Temat: Niewiedza przeraża - wywiad Fleet z majorem Arkadiuszem...
Krzysztof Turczak:
Rzecz w tym, że często uważamy, iż coś jest oczywiste do tego stopnia, że o tym się po prostu nie pamięta. Ja na przykład kompletnie nie pamiętam o tym, żeby otwierać pilotem samochód jak jestem tuż przy drzwiach auta. Tylko najczęściej robię to w odległości kilku, kilkunastu metrów.
Jednak przy niektórych samochodach nie ma to znaczenia, ponieważ sygnał z pilota i tak rozchodzi się na większy obszar (szczególnie przy samochodach starszcyh).
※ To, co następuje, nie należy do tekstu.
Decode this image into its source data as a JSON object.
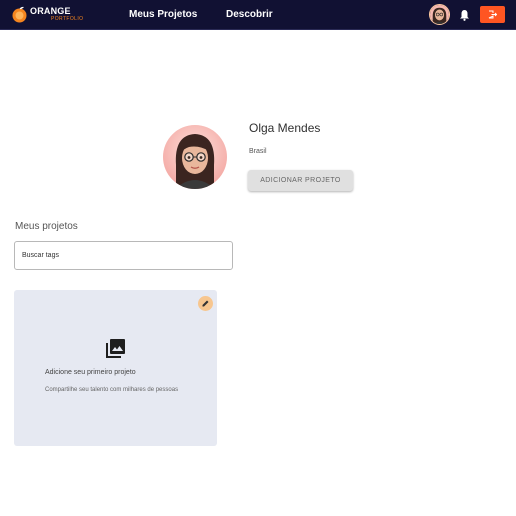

Ale fakt, że o ograniczone nadawania sygnału z pilota (naciskanie go możliwie blisko auta) jest jakąś myślą, którą warto przekazywać użytkownikom floty.
Jako pracownikowi firmy CFM, wynajmującej [cenzura] pewną ilość samochodów nigdy nie mogłem się nadziwić przypadkom, gdy użytkownicy beztrosko zostawiali cenne przedmioty (głównie laptopy) w widocznych miejscach i/lub dowiadywałem się, że "chowali" je na widoku publicznym do bagażniku (wobec podejmowania takiej czynności w miejscu powszechnie widocznym to już niemal całkowicie zbyteczny trud).
Będzie pewnym masłem maślanym jeśli powiem, że dziwię się, iż uczulanie na takie rzeczy musi być AŻ przedmiotem płatnych szkoleń i nie wynika ze zwyczajnej ostrożności podopiecznych flotowców, korzystających z wynajmowanych aut (lub posiadanych przez firmę).
Z drugiej jednak strony ilość tego rodzaju przypadków wskazuje, że wiedza o konieczności odpowiednio wczesnego zabezpieczenia cennych przedmiotów w samochodzie nie jest aż tak powszechn (choć trudno mi to sobie wyobrazić) i bywa skaraniem flotowców i firm CFM.
Najzabawniejsze przy takich przypadkach jest to, że wielu poszkodowanych kradzieżą cennych przedmiotów z samochodu próbuje dochodzić odszkodowania z tytułu polisy AC, na zasadzie "a może być dopisali, że laptop był na wyposażeniu samochodu...?".